Holy moly! How come bank regulators have not been nominated for a Nobel Prize? I mean, if Bob Dylan and Juan Manuel Santos could each get one, and if what the author says is true, these also sound to be worthy one or two.

But no! Nobuchika Mori then goes on describing some pending issues that would not make them worthy of a prize, on the contrary, more worthy of being sacked.

He writes: “It is possible that funds are not being allocated in ways that foster economic growth. Credit should be provided in ways that enhance productivity, revitalise industry, foster innovations and create new businesses.”

Indeed! But should not the purpose of the banks have been defined before regulating these?

He writes: “We need supervision to establish whether regulation offers perverse incentives to banks to accumulate excessive risks.”

More than supervision what is needed are regulators that understand that with their current capital requirements, banks will accumulate too large exposures against what is ex ante perceived as safe (but that ex post could be risky) and too little exposures to what is perceived as risky, like those “small and medium-size enterprises” those who according to the author could “help to revitalise local communities”


“The model [is] portfolio invariant and so the capital required for any given loan does only depend on the risk of that loan and must not depend on the portfolio it is added to.”

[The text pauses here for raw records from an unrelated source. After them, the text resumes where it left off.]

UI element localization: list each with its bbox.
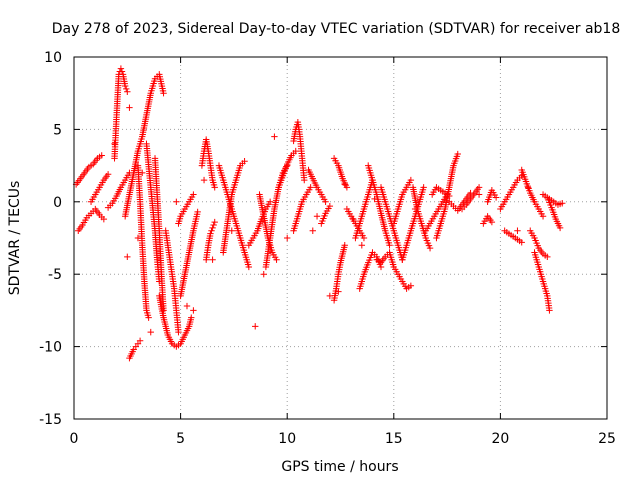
data-point xyxy=(121,82,129,90)
data-point xyxy=(175,328,182,336)
axis-ticks: 0 5 10 15 20 25 -15 -10 -5 0 5 10 xyxy=(39,50,616,447)
data-point-isolated xyxy=(524,184,532,191)
x-axis-label: GPS time / hours xyxy=(281,459,398,475)
data-point-isolated xyxy=(411,205,419,213)
x-tick-label: 10 xyxy=(278,431,296,447)
data-point xyxy=(136,337,144,345)
data-point xyxy=(208,227,215,234)
y-tick-label: 0 xyxy=(53,195,62,211)
data-point xyxy=(207,230,214,237)
data-point-isolated xyxy=(139,169,146,177)
data-point xyxy=(98,152,105,159)
data-point xyxy=(559,200,566,207)
data-point xyxy=(124,88,131,95)
grid-lines xyxy=(74,57,607,419)
data-point-isolated xyxy=(437,220,444,227)
data-point-isolated xyxy=(173,198,180,205)
data-point-isolated xyxy=(284,234,291,242)
data-point xyxy=(245,263,253,271)
data-point xyxy=(322,198,329,205)
data-point-isolated xyxy=(341,181,348,188)
data-point xyxy=(518,239,525,246)
data-point xyxy=(539,213,547,220)
data-point xyxy=(118,68,126,75)
data-point xyxy=(407,282,415,289)
data-point xyxy=(546,307,553,314)
data-point xyxy=(292,147,299,155)
data-point xyxy=(160,90,167,97)
data-point xyxy=(301,176,308,184)
data-point xyxy=(426,244,434,252)
data-point-isolated xyxy=(252,323,259,330)
data-point-isolated xyxy=(475,191,483,198)
y-tick-label: -10 xyxy=(39,340,62,356)
data-point xyxy=(266,198,274,205)
data-point-isolated xyxy=(190,307,197,314)
data-point xyxy=(104,171,112,178)
data-point xyxy=(117,65,125,72)
data-point xyxy=(407,176,415,184)
data-point-isolated xyxy=(209,256,216,263)
data-point xyxy=(446,192,453,200)
plot-frame xyxy=(73,56,608,420)
data-point-isolated xyxy=(134,234,142,242)
x-tick-label: 0 xyxy=(70,431,79,447)
data-point-isolated xyxy=(335,288,342,295)
data-point-isolated xyxy=(200,176,208,184)
data-point-isolated xyxy=(371,195,378,203)
data-point xyxy=(307,184,314,191)
data-point-isolated xyxy=(271,133,278,140)
data-point xyxy=(145,314,152,321)
data-point xyxy=(420,184,427,191)
data-point xyxy=(194,208,201,216)
data-points xyxy=(72,65,566,362)
data-point xyxy=(190,191,197,198)
data-point xyxy=(241,158,248,165)
data-point xyxy=(326,202,334,210)
data-point-isolated xyxy=(309,227,316,234)
data-point-isolated xyxy=(358,242,366,249)
data-point-isolated xyxy=(326,292,334,300)
data-point xyxy=(188,314,195,321)
data-point-isolated xyxy=(313,213,321,220)
y-tick-label: -15 xyxy=(39,412,62,428)
data-point xyxy=(386,242,393,249)
x-tick-label: 15 xyxy=(385,431,403,447)
data-point-isolated xyxy=(111,140,118,148)
data-point xyxy=(492,194,500,201)
data-point xyxy=(211,184,218,191)
chart-title: Day 278 of 2023, Sidereal Day-to-day VTE… xyxy=(52,21,621,37)
data-point xyxy=(273,256,280,263)
data-point-isolated xyxy=(183,302,191,310)
data-point xyxy=(454,150,461,158)
data-point xyxy=(210,221,217,229)
data-point xyxy=(211,218,218,226)
data-point-isolated xyxy=(514,227,521,234)
data-point xyxy=(556,224,564,232)
x-tick-label: 5 xyxy=(176,431,185,447)
data-point xyxy=(123,85,130,93)
y-tick-label: -5 xyxy=(48,267,62,283)
data-point-isolated xyxy=(260,271,267,278)
data-point xyxy=(544,253,551,261)
data-point-isolated xyxy=(350,215,357,223)
y-tick-label: 5 xyxy=(53,122,62,138)
y-tick-label: 10 xyxy=(44,50,62,66)
x-tick-label: 20 xyxy=(491,431,509,447)
x-tick-label: 25 xyxy=(598,431,616,447)
data-point xyxy=(341,242,348,249)
data-point xyxy=(475,184,483,191)
data-point xyxy=(488,218,496,226)
data-point-isolated xyxy=(124,253,131,261)
data-point xyxy=(360,234,368,242)
data-point xyxy=(209,224,216,232)
data-point-isolated xyxy=(126,104,133,111)
y-axis-label: SDTVAR / TECUs xyxy=(7,181,23,296)
data-point-isolated xyxy=(147,328,154,336)
data-point-isolated xyxy=(228,227,235,234)
data-point xyxy=(100,215,108,223)
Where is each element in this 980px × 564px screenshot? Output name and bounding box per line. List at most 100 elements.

The explicit reason for that mindboggling simplification was: 

“This characteristic has been deemed vital in order to make the new IRB framework applicable to a wider range of countries and institutions. Taking into account the actual portfolio composition when determining capital for each loan - as is done in more advanced credit portfolio models - would have been a too complex task for most banks and supervisors alike.”

But here Nobuchika Mori wants the supervisors to take on even a more active and complex role. That would not be helpful. That implies assigning the supervisors too much capability and, explicitly, too much power.

Much better it is to get rid of all risk weighting setting a reasonable leverage ratio, like 10% capital for all assets (sovereigns included), to cover in part for what is unexpected… all in the knowledge that the faster banks that cannot manage perceived risks fail, the better for all.